Gertrude Stanton (Smith; after first marriage, Ayer; after second marriage, Stanton; after third marriage, Jones; 1863-1931) was an American optometrist from Iowa who was the first woman in the world to be licensed to practice optometry. She studied at the Northern Illinois College of Otology and Ophthalmology in Chicago, graduating in the 1890s, and established a long career in Minnesota, where she practiced for several decades. Stanton held leadership roles in professional and civic organizations, including serving as vice president of the National Association of Optometrists. During World War I, she assisted the U.S. government by testing soldiers' eyesight, and later employed her daughter in what became the first woman-owned optometry practice in the United States.

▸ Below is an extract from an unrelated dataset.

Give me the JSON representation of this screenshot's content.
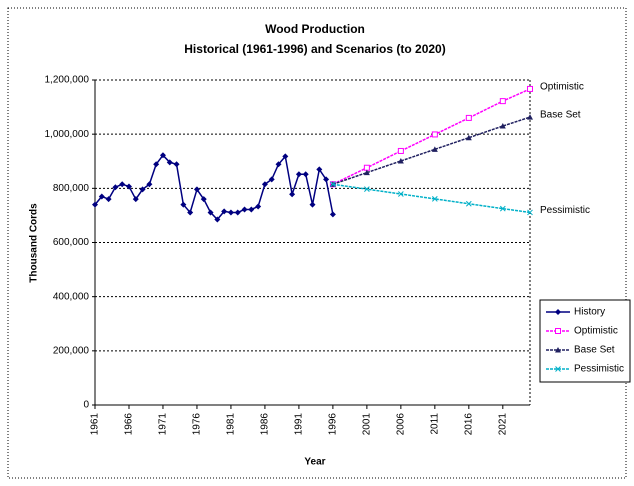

==Early life and education==
Ella Gertrude Smith was born in Lime Springs, Iowa. Her parents were John Taylor Smith and Lucy Olmstead Smith. Gertrude had two sisters.

She studied at Northern Illinois College of Otology and Ophthalmology in Chicago, graduating in 1893, and earned a Bachelor's Degree in 1894, under Dr. Earl J. Brown of Chicago. She also took special courses from Prof. Rogers and studied under the direction of Dr. Charles Sheard.

==Career==
She practised in small Minnesota towns for ten years and in 1903, established her offices with Dayton's, of Minneapolis, where she remained for twenty years. Stanton later moved her offices to a new location where she employed her daughter, Dr. Sadie Amesbury Betzer, to manage the first woman-owned optometry practice in the U.S.

During World War I, Stanton won recognition from the government for testing eyes of the soldiers.

In 1923, in Minneapolis, she removed her office from Dayton's to the 301 Wilmac building.

Stanton served as the President of the Alumni Association of the Northern Illinois College. She was a charter member and first president of the Woman's Rotary Club, Minneapolis; and vice president of the National Association of Optometrists (1919-1920). She was a member of the Order of the Eastern Star, Business and Professional Women's club; and president of the Zuhrah Ladies Madrigal Club (1930).

==Personal life==
She was married three times: first, to Mr. Ayer, second, to Mr. Stanton, and third, to Mr. Jones.

Gertrude Stanton died in Altadena, California, on March 25, 1931.

==Awards and recognition==
A contest to decide the most popular person in seven states conducted by the Minnesota Star Tribune was won by Stanton.